Debt V Equity

Debt Financing

Commercial Banks offer:

Line of Credit-an informal, short term loan arrangement where the bank authorizes the loan amount, but not the interest rate. No upfront cost to the borrower.

Loan Commitment - requires the bank to lend up to a maximum, prespecified loan amount at a prespecified rate, upfront cost-don't have to pay if you borrow.

2 types: Revolver-borrow, repay, borrow, repay
Non-revolving loan commitment -takedown, take the loan up only once.

Interest Rates
Fixed-most loans historically-prescribed rate that endures
Floating-attached to an external interest rate

Compound interest-interest is paid on the interest.
Zero coupons-sold at a deep discount, no payments, at maturity you receive all the interest + amount.

Need to attach Floating Rates to something. (ex:Fed Funds Rate, LIBOR, Commercial Paper rate, Prime Rate)


Covenants-specify what a borrower must do, govern how firms use assets, pay dividences, maintain financial ratios, or secure additional financing, if any of the bond covenants are violated it is in default.

Options-call (issuing company can call it back ex: interest rates drop and can re-issue at a lower rate), put (allows borrower to get money back under certain provisions)

Cash flows-Fixed or floating
Price-the amount at which a bond sells, actual price is usually above (premium) or below (discount), rarely at face value (par)
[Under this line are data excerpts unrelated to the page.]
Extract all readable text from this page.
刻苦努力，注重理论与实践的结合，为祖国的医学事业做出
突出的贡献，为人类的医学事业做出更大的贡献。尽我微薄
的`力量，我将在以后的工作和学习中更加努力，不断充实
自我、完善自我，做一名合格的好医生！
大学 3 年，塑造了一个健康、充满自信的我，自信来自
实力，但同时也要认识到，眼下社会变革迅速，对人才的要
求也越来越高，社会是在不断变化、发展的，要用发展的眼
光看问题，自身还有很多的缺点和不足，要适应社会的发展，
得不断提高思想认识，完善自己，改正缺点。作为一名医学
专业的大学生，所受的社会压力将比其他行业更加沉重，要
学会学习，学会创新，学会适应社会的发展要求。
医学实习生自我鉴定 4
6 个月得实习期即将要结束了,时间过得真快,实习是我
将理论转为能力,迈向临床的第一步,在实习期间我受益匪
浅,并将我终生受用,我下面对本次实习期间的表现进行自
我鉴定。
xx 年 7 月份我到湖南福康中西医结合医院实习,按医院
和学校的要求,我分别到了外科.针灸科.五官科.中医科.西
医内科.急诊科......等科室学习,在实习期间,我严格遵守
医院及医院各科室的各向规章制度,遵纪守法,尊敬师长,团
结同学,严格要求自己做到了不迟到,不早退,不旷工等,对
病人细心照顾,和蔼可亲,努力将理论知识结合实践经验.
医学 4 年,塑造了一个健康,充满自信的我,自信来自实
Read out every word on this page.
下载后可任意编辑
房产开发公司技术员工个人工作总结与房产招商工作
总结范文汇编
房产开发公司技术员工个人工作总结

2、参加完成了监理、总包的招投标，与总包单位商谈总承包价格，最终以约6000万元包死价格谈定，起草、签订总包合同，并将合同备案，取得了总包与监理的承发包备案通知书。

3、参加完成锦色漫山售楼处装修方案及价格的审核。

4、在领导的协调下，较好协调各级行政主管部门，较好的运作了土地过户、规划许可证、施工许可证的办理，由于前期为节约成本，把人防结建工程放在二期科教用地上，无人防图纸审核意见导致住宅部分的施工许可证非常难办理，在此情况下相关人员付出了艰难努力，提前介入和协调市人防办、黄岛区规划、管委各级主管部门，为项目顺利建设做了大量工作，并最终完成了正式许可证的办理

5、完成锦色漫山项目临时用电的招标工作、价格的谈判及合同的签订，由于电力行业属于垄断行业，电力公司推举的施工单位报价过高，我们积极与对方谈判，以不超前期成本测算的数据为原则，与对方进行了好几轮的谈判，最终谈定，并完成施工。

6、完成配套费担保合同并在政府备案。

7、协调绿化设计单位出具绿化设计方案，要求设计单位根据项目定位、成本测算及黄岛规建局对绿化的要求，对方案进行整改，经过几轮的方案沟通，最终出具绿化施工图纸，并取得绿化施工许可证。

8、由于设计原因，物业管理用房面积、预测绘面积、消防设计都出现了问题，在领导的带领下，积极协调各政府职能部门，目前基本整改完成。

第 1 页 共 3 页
Yield to Maturity -equates the market price w/ future cash flows.

Conversion Price = Face Value / Equivalent # of Shares

Conversion Value = # of Shares * Market Price

Conversion Premium = (Bond Equivalent Value - Stock Value) / Stock Value

Bonds, Bills, Notes:
Bonds-over 10 years
Bills-Less than 1 year
Notes-In between

Equity Financing

Common Stock
Class A -dividend protection, more dividends, gets one vote per share.
Class B - voting control preferences, multiple votes per share.

Preferred Stock
-Cumulative-if a dividend is missed, it accumulates and is owed.
-Participating -Adjustable rate, rate will go up
-Convertible-may be exchanged for common stock

Market Efficiency:
Information-what information is incorporated into the stock price:
Weak- technical analysis, trends, history
Semi-strong - all publicly available information
Strong - even information that only insiders know is incorporated into the stock

Going Public allows firms to obtain capital, offers liquidity and diversification for owners as well as performance assessment to managers, and increases credibility. However, it is costly, can lead to difficulty with shareholders, and competitors have access to a firm's information.

Book Building - Pricing method-syndicate w/ a price, but allow it to go up or down as see fit with responses.

Fixed Pricing Method-set a price and proportionally divy it up.

An IPO may be underpriced because it is easier for the underwriter to sell.